The target sample for this project includes male and female adult (>18 years old) patients seeking treatment for drug and alcohol dependence at the four treatment sites. All patients starting (first treatment episode) or being re-admitted (new treatment episode after treatment drop-out) for treatment at these sites will be invited to participate in the study. Re-admission for treatment occurs whenever patients have dropped-out of the last treatment episode for a period longer than 8–12 months. Patients are excluded based on 1) lack of interest or motivation to take part and 2) being non-Portuguese speakers.

On sample size, a minimum set of 100 pairs of questionnaires (pre-post) is expected to provide tight confidence intervals on correlations between the measures [8].

Measurements

Four outcome measures of psychological well-being will be used, of which two are PGOM’s and the other two are standardised.

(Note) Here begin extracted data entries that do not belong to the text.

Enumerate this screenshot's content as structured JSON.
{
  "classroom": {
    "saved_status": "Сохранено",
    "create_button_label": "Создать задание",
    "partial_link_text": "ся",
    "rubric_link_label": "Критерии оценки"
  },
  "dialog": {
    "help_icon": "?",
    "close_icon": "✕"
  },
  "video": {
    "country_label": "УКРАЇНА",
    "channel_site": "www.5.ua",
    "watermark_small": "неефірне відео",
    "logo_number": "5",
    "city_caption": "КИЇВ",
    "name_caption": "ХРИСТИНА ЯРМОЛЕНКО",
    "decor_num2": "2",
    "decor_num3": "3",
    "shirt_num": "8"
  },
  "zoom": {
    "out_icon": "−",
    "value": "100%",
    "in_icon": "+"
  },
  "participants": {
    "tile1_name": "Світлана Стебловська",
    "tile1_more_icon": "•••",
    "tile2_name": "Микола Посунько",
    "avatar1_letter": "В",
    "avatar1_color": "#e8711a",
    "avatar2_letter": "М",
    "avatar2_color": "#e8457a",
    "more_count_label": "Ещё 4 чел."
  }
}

The PGOM’s are PSYCHLOPS [6], a self-report questionnaire for patients to generate and score two items about Problems, one about Function and one about Well-being; and PQ [Elliott: Simplified Personal Questionnaire Procedure, unpublished] [11], an interview-based questionnaire for patients to generate, rank order and score an unlimited list of personal complaints, in whichever topic. Two PGOM’s were selected to explore patients’ preferences about PGOM’s with different characteristics (e.g. pre-set vs. non pre-set domains).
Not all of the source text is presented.